I do enjoy remembering that when the Bishop stepped up into the pulpit at Mary’s ordination service (last but not least, held on the feast day of Nicholas Ferrar 4 December) he couldn’t help spontaneously expressing not a little consternation at the sight of these purposeful women thus attired and seated before him in the front pew, realising that we were indeed already “making waves” in the Church, impressed as he was by the visible impact of our authenticated calling and shared companionship, gathered there as some of the first women ordained to priesthood in the CofE!

We have continued over the years, I believe, to faithfully live out our individual callings, variously serving as parish clergy in urban, suburban, rural, industrial town, estate and city settings, including serving as chaplains to hospitals, hospices, cathedrals and to establishments showcasing the arts and media, and in the important tasks of discernment of lay and priestly vocations, as bishop’s advisors, as rural or area deans, and as deans of women’s ministry, and not least, in the demanding role you will no doubt currently recognise, over a decade of service as tutor and chaplain on a theological training course.

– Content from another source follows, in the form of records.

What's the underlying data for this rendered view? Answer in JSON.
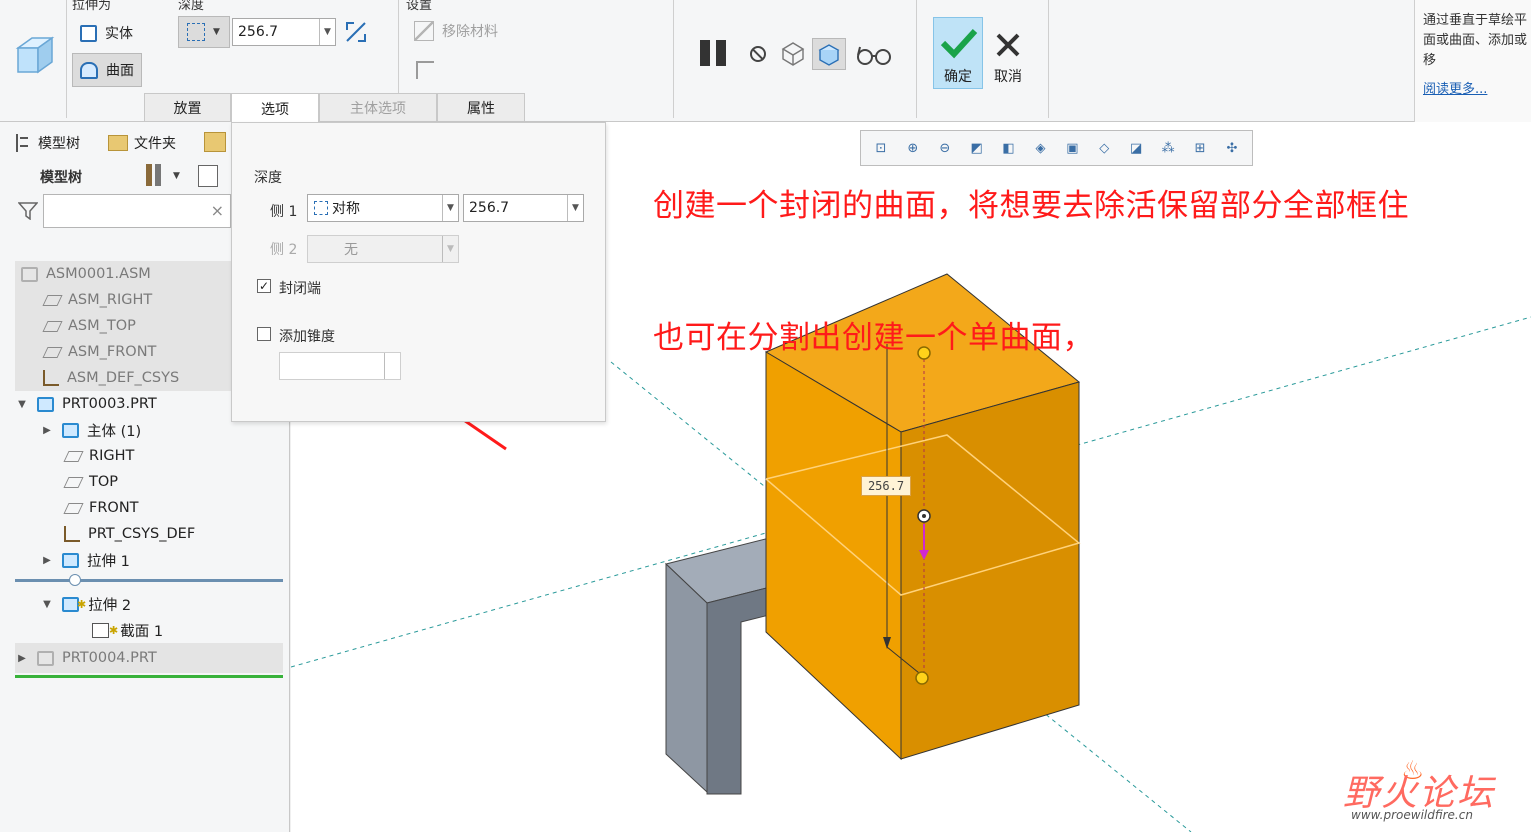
{
  "ribbon": {
    "group_extrude_as": "拉伸为",
    "btn_solid": "实体",
    "btn_surface": "曲面",
    "group_depth": "深度",
    "depth_value": "256.7",
    "group_settings": "设置",
    "btn_remove_material": "移除材料",
    "btn_confirm": "确定",
    "btn_cancel": "取消",
    "tabs": [
      "放置",
      "选项",
      "主体选项",
      "属性"
    ]
  },
  "help": {
    "text": "通过垂直于草绘平面或曲面、添加或移",
    "link": "阅读更多..."
  },
  "leftpanel": {
    "tab_model_tree": "模型树",
    "tab_folder": "文件夹",
    "header": "模型树",
    "search_placeholder": "",
    "search_clear": "×",
    "tree": [
      {
        "label": "ASM0001.ASM"
      },
      {
        "label": "ASM_RIGHT"
      },
      {
        "label": "ASM_TOP"
      },
      {
        "label": "ASM_FRONT"
      },
      {
        "label": "ASM_DEF_CSYS"
      },
      {
        "label": "PRT0003.PRT"
      },
      {
        "label": "主体 (1)"
      },
      {
        "label": "RIGHT"
      },
      {
        "label": "TOP"
      },
      {
        "label": "FRONT"
      },
      {
        "label": "PRT_CSYS_DEF"
      },
      {
        "label": "拉伸 1"
      },
      {
        "label": "拉伸 2"
      },
      {
        "label": "截面 1"
      },
      {
        "label": "PRT0004.PRT"
      }
    ]
  },
  "options": {
    "section_title": "深度",
    "side1_label": "侧 1",
    "side1_type": "对称",
    "side1_value": "256.7",
    "side2_label": "侧 2",
    "side2_type": "无",
    "capped_ends_label": "封闭端",
    "capped_ends_checked": true,
    "add_taper_label": "添加锥度",
    "add_taper_checked": false
  },
  "graphics": {
    "dimension_value": "256.7",
    "note_line1": "创建一个封闭的曲面，将想要去除活保留部分全部框住",
    "note_line2": "也可在分割出创建一个单曲面，",
    "watermark_cn": "野火论坛",
    "watermark_url": "www.proewildfire.cn"
  },
  "colors": {
    "accent": "#2a6fb5",
    "block_front": "#f0a000",
    "block_side": "#d98f00",
    "bracket": "#8e97a3",
    "annotation": "#ff1a1a"
  }
}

We all look much younger in this photo, of course!?! But I hope at least we will have inspired you as present Westcott Women to follow your own diverse callings with integrity, perseverance and courage, continuing to confound whatever low episcopal expectations may still abound, and in your turn humbly but radically to make a remarkable difference for good in the world and in the Church, in furtherance of God’s realm here on earth and ultimately alone to God’s glory.

Revd Veronica Hydon

One thought on “The Westcott Women

  1. May was always so very proud of her “Westcott Women’s stole.” It was placed in her hands as her body lay in the coffin. The Church failed May, and contributed to her early death. In her last years she had a restored faith in God but remained wary of a patriarchal and abusive organisation.

    To this day I remember with great love and affection my dear friend, whom I miss with heartfelt longing and call to mind the Westcott Women who accompanied her on her final journey.